Above all, consumers would not have to change providers – they could continue to use separate applications to invest, save, expenses, etc., the automatic driver providing an optimization layer on these applications.
Companies that succeed here will be different from everything we have seen in the finance of consumers before. In particular, they will not count on consumer engagement to offer value. In fact, the best products will have an incredibly fast and smooth integration and a movement “Set it and forget”, with a measured success on the quantity of their wallet or its wallet, a user puts it over time.
This is the start of a new series that we call “money on the automatic pilot”, where we will unpack how AI will transform consumer financing to all types of products. Although there is a possibility of disruption everywhere, we expect the AI first to reach the “strong friction of consumers” (painful to finish manually now) and the “judgment of low AI” ( Simple enough for AI to automate) product categories. Consumers will be motivated to try new products that resolve pain points here, while AI will be more likely to provide great experience.
First of all, we are going to take a look at what we call “refi robots” and how the refinancing of the debt can be rebuilt by AI.
Robots REFI
In 2015, our partner Alex Rampell describe A convincing vision of consumer financing. One of his big ideas was that the mobile portfolio would result in the undressing of consumer payments and consumer credit, potentially transforming debt from a painful process to a frame in one click. To date, this has failed because no credit card company has an incitement to allow this unbundling – it destroys one of their main profits in renewable debt.
A missing refinancing opportunity may not seem significant, but pay for some additional interest points in interest on an expensive purchase (such as a domestic mortgage, a student loan or a car loan). Interest rate offers can vary radically According to the lender and the market environment. If users could automatically change loan options, this could save them thousands (if not tens of thousands) dollars over time.
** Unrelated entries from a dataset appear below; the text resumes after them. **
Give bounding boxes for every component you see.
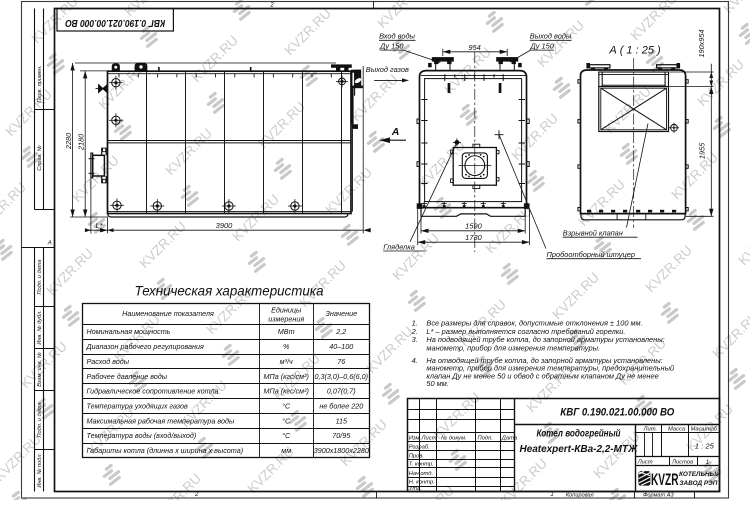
svg-text:°С: °С xyxy=(282,431,291,440)
svg-text:1: 1 xyxy=(550,492,553,498)
svg-text:А ( 1 : 25 ): А ( 1 : 25 ) xyxy=(608,45,661,57)
svg-text:Нач.отд.: Нач.отд. xyxy=(409,471,433,477)
svg-text:Выход воды: Выход воды xyxy=(530,32,572,41)
svg-text:°С: °С xyxy=(282,401,291,410)
svg-text:1: 1 xyxy=(706,459,709,466)
svg-text:Перв. примен.: Перв. примен. xyxy=(37,65,43,102)
svg-text:L*: L* xyxy=(95,221,103,230)
svg-text:Лит.: Лит. xyxy=(643,427,658,433)
svg-text:70/95: 70/95 xyxy=(332,431,351,440)
svg-text:не более 220: не более 220 xyxy=(319,401,363,410)
svg-text:МПа (кгс/см²): МПа (кгс/см²) xyxy=(264,372,309,381)
svg-text:Гляделка: Гляделка xyxy=(383,242,415,251)
svg-text:Подп. и дата: Подп. и дата xyxy=(37,402,43,437)
svg-text:Номинальная мощность: Номинальная мощность xyxy=(87,327,171,336)
svg-text:Выход газов: Выход газов xyxy=(366,65,409,74)
svg-text:Подп.: Подп. xyxy=(478,435,493,441)
svg-text:50 мм.: 50 мм. xyxy=(426,379,448,388)
svg-text:0,07(0,7): 0,07(0,7) xyxy=(327,387,356,396)
svg-text:мм: мм xyxy=(281,446,291,455)
svg-text:Габариты котла (длинна х ширин: Габариты котла (длинна х ширина х высота… xyxy=(87,446,244,455)
svg-text:3900х1800х2280: 3900х1800х2280 xyxy=(314,446,369,455)
svg-text:2: 2 xyxy=(269,3,274,9)
svg-text:Пров.: Пров. xyxy=(409,453,424,459)
svg-text:Единицы: Единицы xyxy=(271,305,302,314)
svg-text:Техническая характеристика: Техническая характеристика xyxy=(135,283,324,299)
svg-text:Гидравлическое сопротивление к: Гидравлическое сопротивление котла xyxy=(87,387,219,396)
svg-text:Масштаб: Масштаб xyxy=(691,427,718,433)
svg-text:954: 954 xyxy=(468,43,481,52)
svg-text:0,3(3,0)–0,6(6,0): 0,3(3,0)–0,6(6,0) xyxy=(315,372,369,381)
svg-text:Дата: Дата xyxy=(501,435,518,441)
svg-text:Н. контр.: Н. контр. xyxy=(409,480,435,486)
svg-text:4.: 4. xyxy=(412,356,418,365)
svg-text:м³/ч: м³/ч xyxy=(280,357,293,366)
svg-text:Подп. и дата: Подп. и дата xyxy=(37,259,43,294)
svg-text:Формат А3: Формат А3 xyxy=(643,493,674,499)
svg-text:Копировал: Копировал xyxy=(566,493,595,499)
svg-text:°С: °С xyxy=(282,416,291,425)
svg-text:А: А xyxy=(391,126,400,138)
svg-text:МПа (кгс/см²): МПа (кгс/см²) xyxy=(264,387,309,396)
svg-text:Листов: Листов xyxy=(671,460,693,466)
svg-text:2: 2 xyxy=(194,492,199,498)
svg-text:ЗАВОД РЭП: ЗАВОД РЭП xyxy=(679,480,717,487)
svg-text:Инв. № подл.: Инв. № подл. xyxy=(37,453,43,488)
svg-text:Лист: Лист xyxy=(637,460,653,466)
svg-text:Взрывной клапан: Взрывной клапан xyxy=(563,228,623,237)
svg-text:МВт: МВт xyxy=(278,327,295,336)
svg-text:Лист: Лист xyxy=(421,435,437,441)
svg-text:Котел водогрейный: Котел водогрейный xyxy=(537,428,622,439)
svg-text:1590: 1590 xyxy=(465,222,483,231)
svg-text:Справ. №: Справ. № xyxy=(37,145,43,170)
svg-text:%: % xyxy=(283,342,290,351)
svg-text:190х954: 190х954 xyxy=(697,30,706,58)
svg-text:2180: 2180 xyxy=(77,134,86,151)
svg-text:1730: 1730 xyxy=(465,233,483,242)
svg-text:КВГ 0.190.021.00.000 ВО: КВГ 0.190.021.00.000 ВО xyxy=(65,17,165,28)
svg-text:измерения: измерения xyxy=(268,314,304,323)
svg-text:Взам. инв. №: Взам. инв. № xyxy=(37,352,43,387)
svg-text:Ду 150: Ду 150 xyxy=(530,42,555,51)
svg-text:2280: 2280 xyxy=(64,133,73,150)
svg-text:3.: 3. xyxy=(412,335,418,344)
svg-text:манометр, прибор для измерения: манометр, прибор для измерения температу… xyxy=(426,343,600,352)
svg-text:КВГ 0.190.021.00.000 ВО: КВГ 0.190.021.00.000 ВО xyxy=(560,407,674,419)
svg-text:1955: 1955 xyxy=(697,142,706,159)
svg-text:40–100: 40–100 xyxy=(329,342,353,351)
svg-text:Heatexpert-КВа-2,2-МТЖ: Heatexpert-КВа-2,2-МТЖ xyxy=(520,444,639,455)
svg-text:Температура воды (вход/выход): Температура воды (вход/выход) xyxy=(87,431,197,440)
svg-text:3900: 3900 xyxy=(216,221,234,230)
svg-text:Разраб.: Разраб. xyxy=(409,445,430,451)
svg-text:А: А xyxy=(47,241,52,247)
svg-text:KVZR: KVZR xyxy=(651,470,679,489)
svg-text:Диапазон рабочего регулировани: Диапазон рабочего регулирования xyxy=(86,342,205,351)
svg-text:клапан Ду не менее 50 и обвод: клапан Ду не менее 50 и обвод с обратным… xyxy=(426,371,658,380)
svg-text:Наименование показателя: Наименование показателя xyxy=(122,309,214,318)
svg-text:76: 76 xyxy=(337,357,345,366)
svg-text:Рабочее давление воды: Рабочее давление воды xyxy=(87,372,168,381)
svg-text:Максимальная рабочая температу: Максимальная рабочая температура воды xyxy=(87,416,235,425)
svg-text:Значение: Значение xyxy=(326,309,358,318)
svg-text:КОТЕЛЬНЫЙ: КОТЕЛЬНЫЙ xyxy=(679,469,721,478)
svg-text:Температура уходящих газов: Температура уходящих газов xyxy=(87,401,189,410)
svg-text:Инв. № дубл.: Инв. № дубл. xyxy=(37,310,43,344)
svg-text:Утв.: Утв. xyxy=(408,486,422,492)
svg-text:Вход воды: Вход воды xyxy=(379,32,415,41)
svg-text:Масса: Масса xyxy=(668,427,686,433)
svg-text:Ду 150: Ду 150 xyxy=(379,42,404,51)
svg-text:115: 115 xyxy=(336,416,348,425)
svg-text:Т. контр.: Т. контр. xyxy=(409,462,434,468)
svg-text:1 : 25: 1 : 25 xyxy=(695,441,715,450)
svg-text:Расход воды: Расход воды xyxy=(87,357,130,366)
svg-text:2,2: 2,2 xyxy=(335,327,346,336)
svg-text:№ докум.: № докум. xyxy=(441,435,467,441)
svg-text:Пробоотборный штуцер: Пробоотборный штуцер xyxy=(547,250,635,259)
svg-text:Изм.: Изм. xyxy=(409,435,421,441)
However, as a borrower, determine the refinancing options – and how much they will cost you – is a non -trivial task. It is a question of looking for service providers and their interest rates, to calculate the net advantage (incorporating original costs, penalties and closing costs), and finally, to submit refinancing requests. The result of this? According to a 2022 Survey YougovThe reason n ° 1 for which buyers do not refinance their mortgage is because they “are not sure that it is worth it”.
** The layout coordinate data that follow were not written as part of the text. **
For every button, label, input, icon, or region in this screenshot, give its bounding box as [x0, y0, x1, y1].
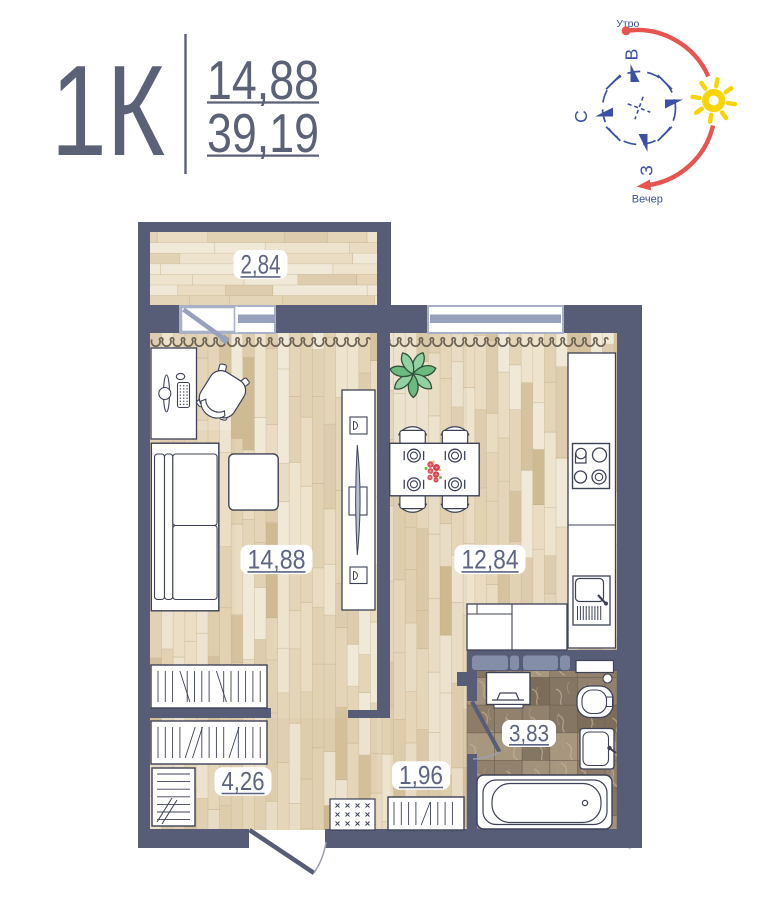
- svg-text:В: В: [622, 49, 642, 61]
- svg-text:Вечер: Вечер: [632, 193, 663, 205]
- svg-text:3,83: 3,83: [509, 720, 549, 747]
- svg-text:С: С: [571, 110, 591, 123]
- svg-text:14,88: 14,88: [248, 544, 306, 574]
- svg-text:1,96: 1,96: [399, 760, 443, 790]
- svg-text:З: З: [637, 165, 657, 176]
- svg-text:1К: 1К: [51, 39, 165, 183]
- svg-text:2,84: 2,84: [241, 249, 281, 279]
- svg-text:4,26: 4,26: [222, 766, 265, 796]
- svg-text:12,84: 12,84: [462, 544, 519, 574]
This is a question to which a generative AI can very easily answer – via what we call “refrigerated robots”, which act as screen scrapers (supercharged). They can connect to all your online accounts, find the cheapest REFI option for your debt and run the refinancing process for you. An AI could go so far as to complete requests, cancel accounts and come from it. This is a massive step of data aggregators from the past.
Why will a startup win here? This result will be extremely harmful to holders who benefit from ineffectiveness – now they are protected by high switching costs on the consumer side, because many borrowers do not know that they can save in refinancing, or do not want to go on the effort required to get there.
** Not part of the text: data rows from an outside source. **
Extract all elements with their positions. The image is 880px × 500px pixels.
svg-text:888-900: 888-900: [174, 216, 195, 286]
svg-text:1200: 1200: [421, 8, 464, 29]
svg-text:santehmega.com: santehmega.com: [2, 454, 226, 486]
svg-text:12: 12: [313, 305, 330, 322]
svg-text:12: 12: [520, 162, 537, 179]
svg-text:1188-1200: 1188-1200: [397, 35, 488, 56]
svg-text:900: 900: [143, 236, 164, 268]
We see this potentially manifest in new products in different ways. There may be a “food -robot” consumption application, where consumers can connect their debt, add their personal identification information and let the magic occur. We also expect whatTo expose this automated referral capacity to their end users and take a tax on transactions. Finally, we could imagine a new type of real -time auction that runs, where credit facilities are in competition to acquire consumption debt.